Lomé, 16 juin 2025 – La Haute Autorité de l’Audiovisuel et de la Communication (HAAC) du Togo a annoncé la suspension de la diffusion de France 24 et de Radio France Internationale (RFI) sur l’ensemble du territoire national pour une période de trois mois. Cette décision a été adoptée au terme d’une séance tenue ce 16 juin 2025, à Lomé.
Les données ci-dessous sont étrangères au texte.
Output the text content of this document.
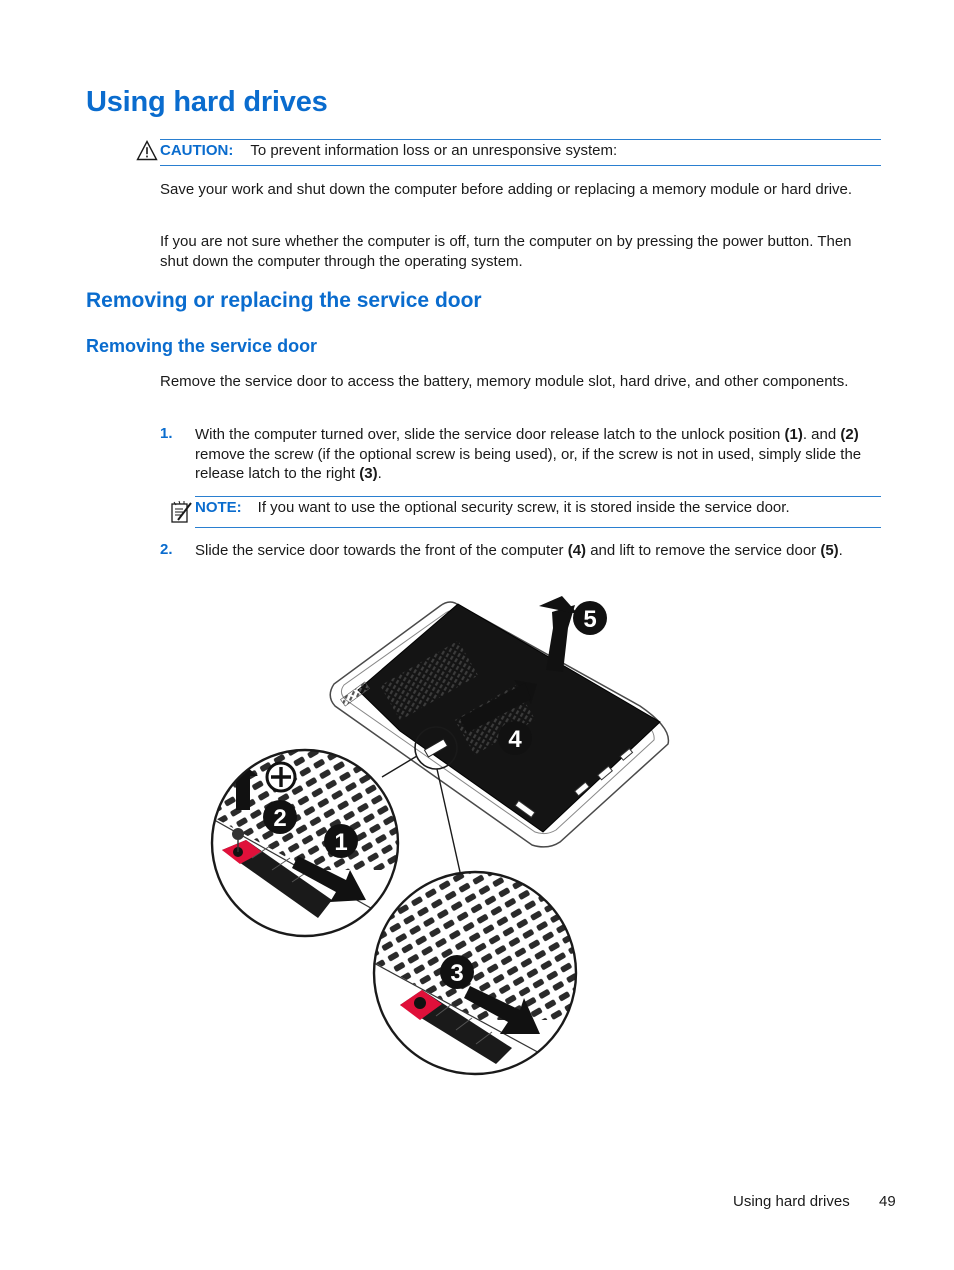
Using hard drives
CAUTION: To prevent information loss or an unresponsive system:

Save your work and shut down the computer before adding or replacing a memory module or hard drive.

If you are not sure whether the computer is off, turn the computer on by pressing the power button. Then shut down the computer through the operating system.

Removing or replacing the service door
Removing the service door

Remove the service door to access the battery, memory module slot, hard drive, and other components.

1. With the computer turned over, slide the service door release latch to the unlock position (1). and (2) remove the screw (if the optional screw is being used), or, if the screw is not in used, simply slide the release latch to the right (3).

NOTE: If you want to use the optional security screw, it is stored inside the service door.
2. Slide the service door towards the front of the computer (4) and lift to remove the service door (5).

5
4
2
1
3
Using hard drives 49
Selon l’organisme de régulation, cette mesure exceptionnelle intervient en réponse à une série de « violations répétées » des principes fondamentaux du journalisme, tels que l’impartialité, la rigueur et la vérification des faits. Dans un communiqué officiel, la HAAC dénonce la diffusion de contenus jugés inexactes et orientés, observés dans plusieurs programmes récents des deux médias internationaux.
L’autorité affirme que ces écarts éditoriaux seraient de nature à compromettre la stabilité institutionnelle du pays et à porter atteinte à son image à l’échelle nationale et internationale. En rappelant que le pluralisme de l’information n’autorise pas la propagation de contre-vérités, la HAAC insiste sur la nécessité d’un traitement équilibré de l’actualité, quel que soit le média concerné.
Dans ses explications, la HAAC précise que cette suspension ne constitue pas une atteinte à la liberté de la presse, mais s’inscrit dans une démarche de régulation responsable. Elle affirme vouloir garantir un espace médiatique sain, respectueux des règles en vigueur, et préservant l’ordre public, la cohésion nationale et la crédibilité des institutions.
« La liberté de la presse ne doit en aucun cas se transformer en outil de désinformation ou d’ingérence extérieure », a déclaré l’institution, qui se dit fermement attachée à l’existence d’une presse libre, mais aussi professionnelle et responsable.
Les autorités n’ont pas précisé si des recours ou des discussions avec les médias concernés sont envisagés. Toutefois, la HAAC rappelle que les règles du journalisme au Togo s’appliquent de manière égale à l’ensemble des acteurs du paysage médiatique, nationaux comme étrangers.
Ce n’est pas la première fois que la présence de médias internationaux est remise en question dans certains pays africains, souvent pour des motifs liés à la représentation jugée biaisée des réalités locales. Ce nouvel épisode soulève une fois encore la question de l’équilibre entre liberté d’expression et encadrement réglementaire, un débat sensible sur un continent en quête de modèles médiatiques stables et crédibles.
Alors que cette décision entre immédiatement en application, les téléspectateurs et auditeurs togolais devront se passer temporairement de ces deux canaux d’information internationale. Reste à voir si cette mesure produira l’effet escompté ou relancera le débat sur la place des médias internationaux dans le paysage audiovisuel africain.